Of all of Jacques Tati’s films, Mon Oncle (1958) is probably the most disarming in its satirical attack on efficiency and modernity. Monsieur Hulot is the perfect out of place character, stuck in an ever changing world that values tidiness and its objects more than its happiness and relationships.  The high tech nature that is gradually engulfing Paris has never been so quaintly photographed (though Tati’s Playtime (1967) comes a close second, though the city is completely modernised there).

Hulot lives in a labyrinth of a building; a mismatched patchwork of architecture full of beauty and individual character.  Mon Oncle uses its buildings and its architecture to show the differences between its characters and their value systems, perhaps more so than any film about class and the outsider.  Hulot’s house requires him to navigate its winding staircases to get to his apartment, shown in a beautifully cut shot where the viewer is given little snippets of where he’s at in the building through its various gaps and windows.  The family Hulot visits live in an entirely different building.

Theirs is an ugly and cold block of building, built on order and regularity.  The garden is a particular point of discourse with its unnecessarily winding path being strictly followed to get to the main gate, acting as a brilliant contrast to Hulot’s journey up to his top floor flat; a journey lengthened by choice rather than by necessity.

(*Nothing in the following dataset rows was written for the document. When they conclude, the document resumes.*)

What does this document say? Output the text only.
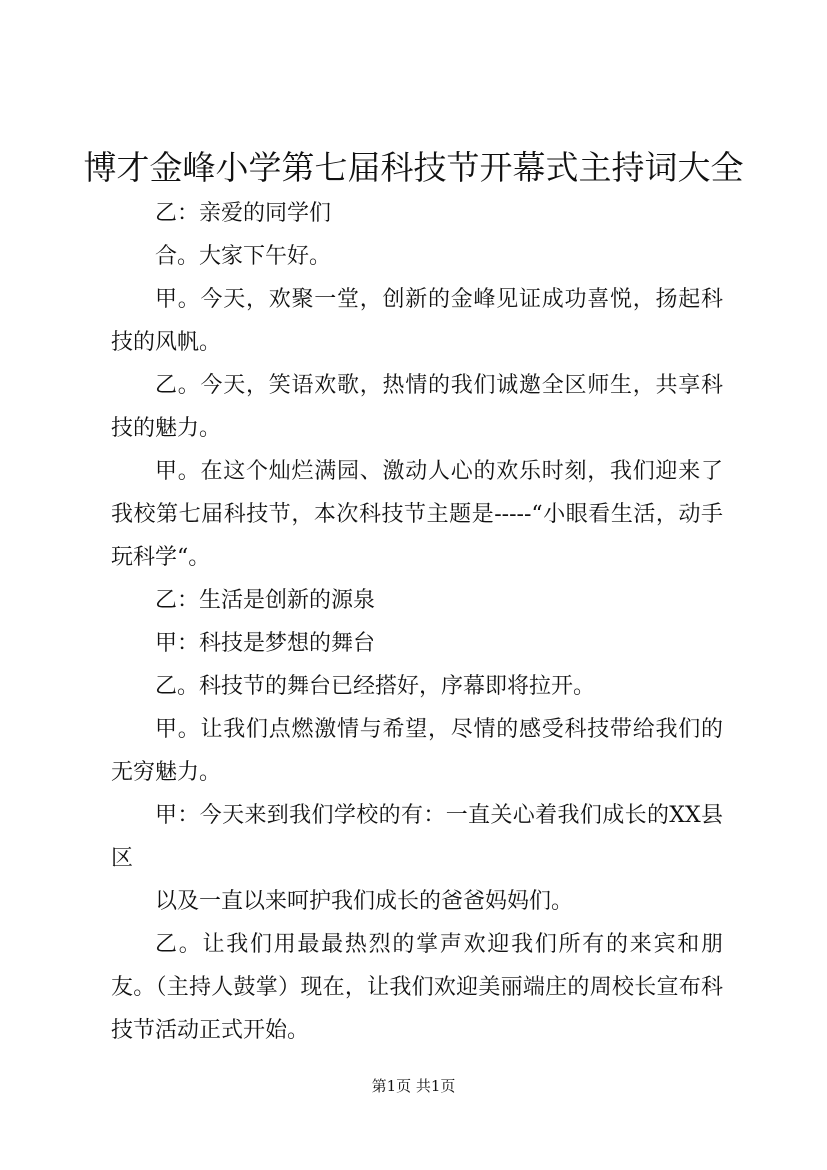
博才金峰小学第七届科技节开幕式主持词大全

乙：亲爱的同学们

合。大家下午好。

甲。今天，欢聚一堂，创新的金峰见证成功喜悦，扬起科技的风帆。

乙。今天，笑语欢歌，热情的我们诚邀全区师生，共享科技的魅力。

甲。在这个灿烂满园、激动人心的欢乐时刻，我们迎来了我校第七届科技节，本次科技节主题是-----“小眼看生活，动手玩科学“。

乙：生活是创新的源泉

甲：科技是梦想的舞台

乙。科技节的舞台已经搭好，序幕即将拉开。

甲。让我们点燃激情与希望，尽情的感受科技带给我们的无穷魅力。

甲：今天来到我们学校的有：一直关心着我们成长的XX县区

以及一直以来呵护我们成长的爸爸妈妈们。

乙。让我们用最最热烈的掌声欢迎我们所有的来宾和朋友。（主持人鼓掌）现在，让我们欢迎美丽端庄的周校长宣布科技节活动正式开始。

第1页 共1页
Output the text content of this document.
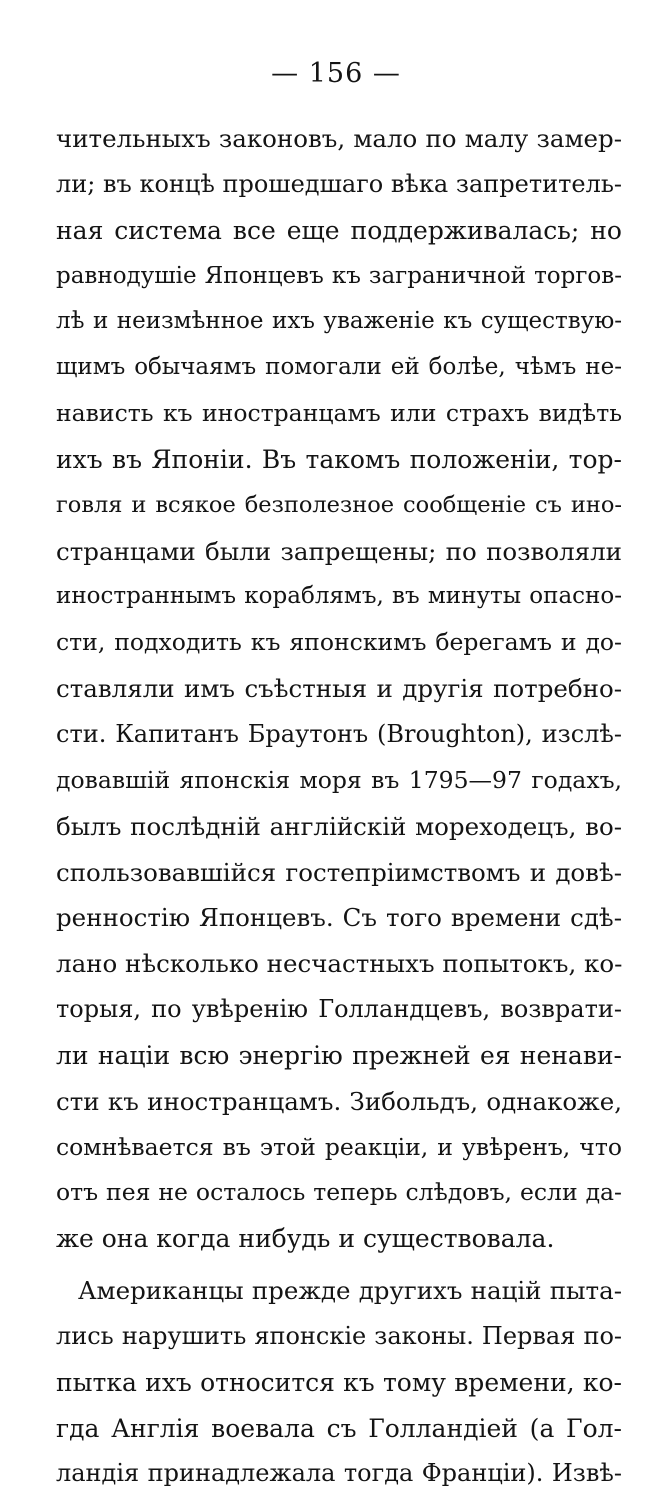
— 156 —
чительныхъ законовъ, мало по малу замер-
ли; въ концѣ прошедшаго вѣка запретитель-
ная система все еще поддерживалась; но
равнодушіе Японцевъ къ заграничной торгов-
лѣ и неизмѣнное ихъ уваженіе къ существую-
щимъ обычаямъ помогали ей болѣе, чѣмъ не-
нависть къ иностранцамъ или страхъ видѣть
ихъ въ Японіи. Въ такомъ положеніи, тор-
говля и всякое безполезное сообщеніе съ ино-
странцами были запрещены; по позволяли
иностраннымъ кораблямъ, въ минуты опасно-
сти, подходить къ японскимъ берегамъ и до-
ставляли имъ съѣстныя и другія потребно-
сти. Капитанъ Браутонъ (Broughton), изслѣ-
довавшій японскія моря въ 1795—97 годахъ,
былъ послѣдній англійскій мореходецъ, во-
спользовавшійся гостепріимствомъ и довѣ-
ренностію Японцевъ. Съ того времени сдѣ-
лано нѣсколько несчастныхъ попытокъ, ко-
торыя, по увѣренію Голландцевъ, возврати-
ли націи всю энергію прежней ея ненави-
сти къ иностранцамъ. Зибольдъ, однакоже,
сомнѣвается въ этой реакціи, и увѣренъ, что
отъ пея не осталось теперь слѣдовъ, если да-
же она когда нибудь и существовала.
Американцы прежде другихъ націй пыта-
лись нарушить японскіе законы. Первая по-
пытка ихъ относится къ тому времени, ко-
гда Англія воевала съ Голландіей (а Гол-
ландія принадлежала тогда Франціи). Извѣ-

Hulot’s increasingly chaotic visits to the modern house are cause for much amusement, with his inability to adapt to modern technology being something humours and highly sympathetic.  The family’s house bears little difference with the husband’s place of work in a plastics factory; grey walls and electronic excesses.  Hulot’s presence is mirrored by the children of the area who take full advantage of their parent’s obsession with their perfect scenarios and objects.  One scene in particular where the children deliberately rock people’s cars making them believe the car behind has hit them is a perfect example of this.  Not only do the drivers act completely unreasonably in the face of what seems an accident, Hulot himself causes a similar accident by chance, perhaps suggesting that there is hope in the future of the young who may not be so obsessed with a well ordered society after all.

Tati is a master of orchestrating chaos in the most mundane of places and Mon Oncle has some of the best set pieces in comedy.  The gradual decent into utter madness at a simple “garden” party thrown by the family is packed to the brim with visual gags, with everyone desperate to appear in a socially positive light at any cost.  Hulot himself accidently sabotages the water feature (something which is only turned on when guests are at the house anyway) leading to all sorts of hilarious consequences.

The funniest parts of the film are in the smaller moments surrounding Hulot’s head on confrontations with modern technology.  When he finds a beaker that appears to able to bounce and is unbreakable, only he would assume that the rest of the household items are just as infallible.  He even seems like a bad influence on his nephew, giving him all sorts of nick knacks to disrupt the peace and harmony of the quiet modern utopia such as a silly whistle and a paper clown.

The BFI release of the film not only contains the original cut but also the overseas version with an English dub, extra scenes and even different signs in English.  In a financial sense it’s an understandable marketing idea but even with Tati’s hatred of subtitles on record, it seems little more than sales boost.  However the film is of such a high quality that it’s hard not to forgive the obvious reasons for making such a cut when this was only his third feature film after all.  Also included is the original trailer (at least on the DVD version) and an excellent booklet of notes on the film.

It seems fitting that Tati’s films are getting full restorations and improved transfers in our modern age where speed is key.  There is an irony in there somewhere but Tati’s gentle prods at the absurdity of modern technology and its perceived importance in everyday life have never been more relevant than today; an age where gadgets such as Ipods and Iphones are essential to life though not necessarily to living it to the full.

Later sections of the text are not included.